Another data type of central interest to the workshop team is extended audio streams of the type that are becoming more and more common. As one particular example, we’ll be looking at the HomeBank archive at CMU, featuring 24/7 recordings of children’s linguistic experience and linguistic development. These recordings are challenging because they exhibit a wide range of acoustic conditions, with sometimes sparse and sometimes intense vocal activity. Typical tasks include identifying child-directed speech, identifying conversations among family members and others, locating and classifying the child’s vocalizations, identifying TV and radio streams, and so on. Team members have also addressed analogous problems of large-scale stream analysis in the case of police body-cam recordings.

Our experience is that existing diarization algorithms can’t be depended on to work well enough, across the range of recordings we have been working with. We also find that existing metrics for diarization give a misleadingly rosy picture of the state of the art, because of the size of “collars” used and the treatment of overlaps (which are basically ignored). Lower-quality recordings and larger numbers of speakers can make things much worse, as can data in which an individual speaker uses a wide range of levels of vocal effort.  And in recordings with high levels of overlap, the ability to detect the overlaps and to extract relevant features from the separate streams becomes increasingly important.

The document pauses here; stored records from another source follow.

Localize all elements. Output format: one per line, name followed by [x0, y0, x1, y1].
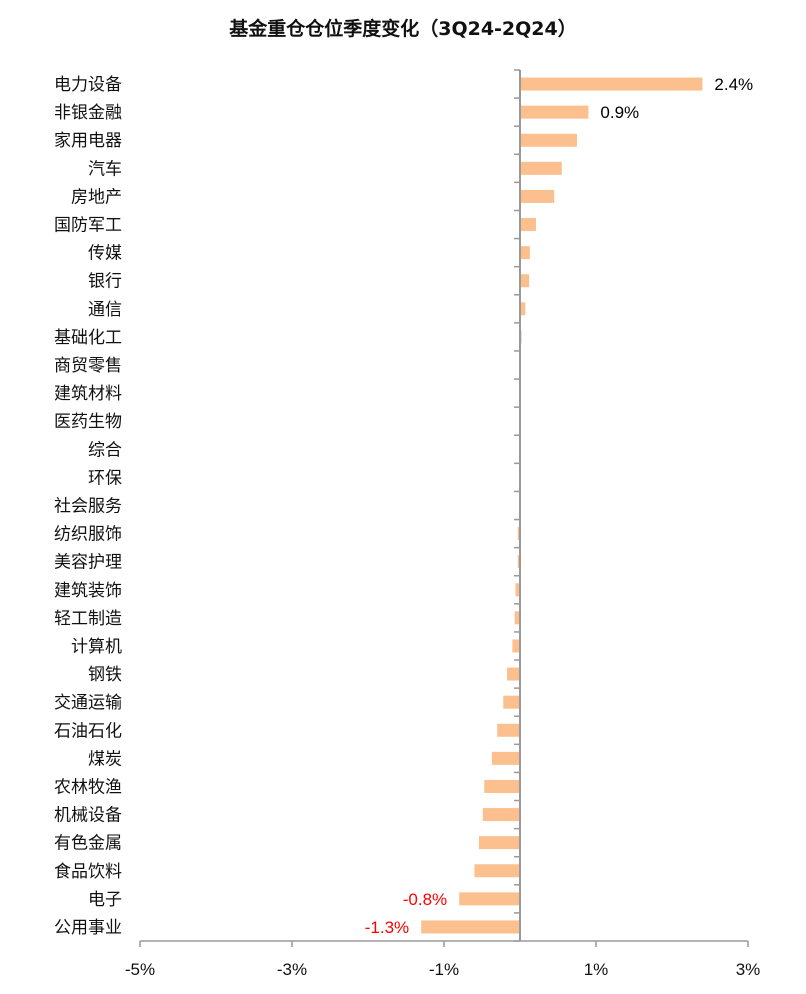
bar [517, 527, 520, 541]
category-label: 环保 [88, 468, 122, 488]
category-label: 汽车 [88, 159, 122, 179]
category-label: 非银金融 [54, 103, 122, 123]
x-tick-label: 1% [584, 960, 609, 979]
category-label: 通信 [88, 300, 122, 320]
category-label: 公用事业 [54, 918, 122, 938]
category-label: 建筑装饰 [54, 581, 122, 601]
category-label: 国防军工 [54, 216, 122, 236]
bar [520, 302, 526, 316]
bar [514, 611, 520, 625]
category-label: 纺织服饰 [54, 525, 122, 545]
bar [482, 808, 520, 822]
category-label: 计算机 [71, 637, 122, 657]
bar [507, 667, 520, 681]
bar [503, 695, 520, 709]
category-label: 农林牧渔 [54, 777, 122, 797]
bar [520, 189, 555, 203]
bar [520, 274, 530, 288]
bar [520, 133, 577, 147]
chart-title: 基金重仓仓位季度变化（3Q24-2Q24） [229, 18, 577, 40]
category-label: 社会服务 [54, 497, 122, 517]
category-label: 石油石化 [54, 721, 122, 741]
bar [517, 555, 520, 569]
category-label: 钢铁 [88, 665, 122, 685]
x-tick-label: -1% [429, 960, 459, 979]
category-label: 美容护理 [54, 553, 122, 573]
category-label: 食品饮料 [54, 862, 122, 882]
x-tick-label: -5% [125, 960, 155, 979]
bar [515, 583, 520, 597]
category-label: 建筑材料 [54, 384, 122, 404]
category-label: 交通运输 [54, 693, 122, 713]
category-label: 煤炭 [88, 749, 122, 769]
bar [484, 779, 520, 793]
data-label: -0.8% [403, 890, 447, 909]
category-label: 传媒 [88, 244, 122, 264]
bar [474, 864, 520, 878]
category-label: 家用电器 [54, 131, 122, 151]
category-label: 电力设备 [54, 75, 122, 95]
category-label: 房地产 [71, 187, 122, 207]
data-label: 0.9% [600, 103, 639, 122]
category-label: 电子 [88, 890, 122, 910]
bar [459, 892, 520, 906]
bar [491, 751, 520, 765]
category-label: 综合 [88, 440, 122, 460]
bar [497, 723, 520, 737]
bar [520, 246, 530, 260]
data-label: -1.3% [365, 918, 409, 937]
bar [520, 77, 703, 91]
category-label: 机械设备 [54, 806, 122, 826]
bar [520, 161, 562, 175]
category-label: 轻工制造 [54, 609, 122, 629]
category-label: 医药生物 [54, 412, 122, 432]
category-label: 基础化工 [54, 328, 122, 348]
category-label: 商贸零售 [54, 356, 122, 376]
bar [520, 218, 536, 232]
category-label: 有色金属 [54, 834, 122, 854]
bar [520, 105, 589, 119]
category-label: 银行 [88, 272, 122, 292]
bar [421, 920, 520, 934]
bar [512, 639, 520, 653]
x-tick-label: -3% [277, 960, 307, 979]
x-tick-label: 3% [736, 960, 761, 979]
bar [478, 836, 520, 850]
data-label: 2.4% [714, 75, 753, 94]
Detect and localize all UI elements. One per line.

The identification of rare occurrences in recordings is another problem that existing metrics are not sensitive to. Particularly where the number of speakers is unknown, clustering methods struggle to identify speakers who only appear for one or two utterances within a recording dominated by other speakers. Similarly, short utterances as small as one syllable can be difficult to find while hidden among both other speech or non-speech audio, and they can be too short to effectively extract an i-vector as a means of  determining identity. By definition, the impact of these rare events on existing overall diarization metrics will be small, but in some applications, they may be extremely important.

In previous work and in specific preparation for the workshop, team members have explored a variety of techniques to improve overlap detection in both artificial and naturally-occurring datasets; to explore new features, new methods, and new metrics for the overall problem of diarization; and to design and test various approaches to model-based source separation. One promising line of research looks at the use of multiple-channel recordings, including cases where the microphone properties and placement are not known in advance. And since we aim to develop methods that are not dependent on particular recording characteristics or interactional contexts, the workshop team will have access to a large number of diverse datasets, as well as techniques for creating artificial data by adding noise, imposing distortion, etc,

As a result, we’re confident that the workshop will achieve both of our goals: we’ll be able to document progress on overlap detection, on robust diarization, and on analysis of overlapping segments; and we’ll use our failures to characterize the remaining difficulties and to lay out a path for further research.